The Israeli army has appointed the first female Muslim-Arab major in the country’s history.
Ella Waweya was promoted last week, eight years after joining the IDF (Israel Defence Forces).
Telling the JC of her “joy” over her promotion, the 31-year-old major said that she had kept it secret when she first joined the military.
She said: “It took some of my family time to accept, but they are now proud of me.”
Major Waweya is deputy commander of the military’s Arabic-language spokespersons’ unit.
She joined up after studying communications at university, determined to help the IDF communicate and explain its actions through Arabic-language media.
She said: “When I saw Arabic media I thought someone needs to give a different perspective on this, and that’s exactly what I’m trying to do today.
“I’m showing that the IDF looks after all residents of Israel, not just one people.” Ms Waweya explained that her key message during the recent conflict with Hamas was that terrorist missiles harm Jews and Arabs alike.
She said: “I say, ‘Listen friends, the rockets sent by Hamas don’t differentiate between Jews and Arabs, they can harm both.’
“I also ask why Hamas doesn’t take all the donated money it receives and use it to help citizens instead of digging tunnels for terror.”
While the majority of Jewish Israelis are conscripted at the age of 18, Arabs are entitled to an exemption from the draft, and Ms Waweya went to university.
At the age of 21, she found herself at a journalists’ conference listening to a discussion on the reticence of many ultra-Orthodox Jews to serve in the army.
She stood up and said that she sees a place for all Israelis and would, herself, be happy to serve. Her impromptu speech was greeted with rapturous applause. Three years later she was in uniform, but kept quiet about it to begin with. “For a year and a half none of my friends and none of my family knew I was in the army,” she said. “I just didn’t know how people would take it. They thought I was working in a cafe and continuing to study.”
When she eventually told the truth, reactions were mixed, with some family members in the Arab town of Qalansawe, near Netanya, finding it hard. But now she is accepted. Her mother was beaming at the ceremony last week as she watched her daughter receive her new rank, “and is very, very proud”.

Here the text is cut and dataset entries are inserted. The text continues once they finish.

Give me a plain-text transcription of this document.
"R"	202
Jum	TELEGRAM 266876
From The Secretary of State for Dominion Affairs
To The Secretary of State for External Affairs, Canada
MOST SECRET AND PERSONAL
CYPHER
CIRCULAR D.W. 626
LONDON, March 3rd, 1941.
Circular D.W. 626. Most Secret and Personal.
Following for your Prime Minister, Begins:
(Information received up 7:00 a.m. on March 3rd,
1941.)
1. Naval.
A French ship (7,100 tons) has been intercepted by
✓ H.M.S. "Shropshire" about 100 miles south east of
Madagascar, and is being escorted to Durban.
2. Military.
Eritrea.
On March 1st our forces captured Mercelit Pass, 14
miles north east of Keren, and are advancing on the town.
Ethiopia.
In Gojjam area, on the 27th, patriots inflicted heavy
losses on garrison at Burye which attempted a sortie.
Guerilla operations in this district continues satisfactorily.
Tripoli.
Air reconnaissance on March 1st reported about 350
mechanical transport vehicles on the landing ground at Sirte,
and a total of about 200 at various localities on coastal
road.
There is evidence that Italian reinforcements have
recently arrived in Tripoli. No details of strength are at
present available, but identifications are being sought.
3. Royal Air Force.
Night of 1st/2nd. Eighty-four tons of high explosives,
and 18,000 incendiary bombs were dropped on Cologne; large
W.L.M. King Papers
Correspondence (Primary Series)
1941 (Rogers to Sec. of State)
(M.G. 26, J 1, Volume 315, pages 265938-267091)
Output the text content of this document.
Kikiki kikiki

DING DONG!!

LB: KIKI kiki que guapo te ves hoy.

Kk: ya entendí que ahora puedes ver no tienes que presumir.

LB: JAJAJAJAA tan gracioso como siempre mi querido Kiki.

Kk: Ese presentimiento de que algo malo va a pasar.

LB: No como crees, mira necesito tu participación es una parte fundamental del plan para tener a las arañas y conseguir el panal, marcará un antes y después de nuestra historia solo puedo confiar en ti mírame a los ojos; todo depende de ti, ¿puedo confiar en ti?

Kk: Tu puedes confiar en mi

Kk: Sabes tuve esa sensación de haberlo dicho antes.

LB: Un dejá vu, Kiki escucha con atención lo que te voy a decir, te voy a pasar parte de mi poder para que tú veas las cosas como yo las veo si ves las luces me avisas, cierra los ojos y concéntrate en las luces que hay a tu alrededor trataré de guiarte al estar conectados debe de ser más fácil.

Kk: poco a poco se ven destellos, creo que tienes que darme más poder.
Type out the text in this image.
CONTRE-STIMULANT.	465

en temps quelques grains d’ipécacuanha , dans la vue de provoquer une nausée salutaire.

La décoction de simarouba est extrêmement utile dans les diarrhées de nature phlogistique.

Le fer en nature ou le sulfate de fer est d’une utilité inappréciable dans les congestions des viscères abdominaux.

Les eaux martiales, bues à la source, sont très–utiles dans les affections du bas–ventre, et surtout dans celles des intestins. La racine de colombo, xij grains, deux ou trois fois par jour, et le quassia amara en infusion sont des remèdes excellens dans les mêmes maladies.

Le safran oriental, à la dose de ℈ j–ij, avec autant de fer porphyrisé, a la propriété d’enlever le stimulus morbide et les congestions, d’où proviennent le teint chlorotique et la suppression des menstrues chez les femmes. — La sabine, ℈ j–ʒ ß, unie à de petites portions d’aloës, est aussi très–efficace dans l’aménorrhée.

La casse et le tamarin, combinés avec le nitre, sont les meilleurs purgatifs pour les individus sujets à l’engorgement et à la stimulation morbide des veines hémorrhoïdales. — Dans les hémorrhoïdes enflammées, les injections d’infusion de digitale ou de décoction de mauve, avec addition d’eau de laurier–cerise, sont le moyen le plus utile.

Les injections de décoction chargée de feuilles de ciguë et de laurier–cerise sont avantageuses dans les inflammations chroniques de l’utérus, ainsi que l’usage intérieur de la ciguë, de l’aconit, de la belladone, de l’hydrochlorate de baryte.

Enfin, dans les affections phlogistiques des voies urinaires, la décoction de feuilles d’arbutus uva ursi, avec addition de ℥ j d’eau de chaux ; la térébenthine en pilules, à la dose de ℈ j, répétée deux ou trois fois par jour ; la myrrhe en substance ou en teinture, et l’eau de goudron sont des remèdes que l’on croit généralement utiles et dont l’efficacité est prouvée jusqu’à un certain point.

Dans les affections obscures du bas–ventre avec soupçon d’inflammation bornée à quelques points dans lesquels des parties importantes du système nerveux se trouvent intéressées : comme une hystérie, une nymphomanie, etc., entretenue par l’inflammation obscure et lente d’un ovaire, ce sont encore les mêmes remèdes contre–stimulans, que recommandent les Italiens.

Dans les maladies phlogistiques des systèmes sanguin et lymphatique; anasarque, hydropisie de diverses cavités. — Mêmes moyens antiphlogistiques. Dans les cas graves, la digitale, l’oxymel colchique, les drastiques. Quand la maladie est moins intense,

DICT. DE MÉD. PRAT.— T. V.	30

The major says that the military fascinated her from childhood, but she was also disturbed by the depiction of the IDF in Arabic-language media.
She said: “From a very young age I loved the army, but on the other hand when I was a young age there was the second intifada.
“This meant that when I was just 12, I watched Al Jazeera with my family and saw just one side about what the State of Israel was doing. I was left with lots of questions about the army and about Jews and Arabs.”
She found her own answer on her 16th birthday, when she received her Israeli identity card — exactly the same as the one allocated to Jewish citizens. She said: “At that moment I realised that I feel totally Israeli, and today I’m really proud to serve this country.”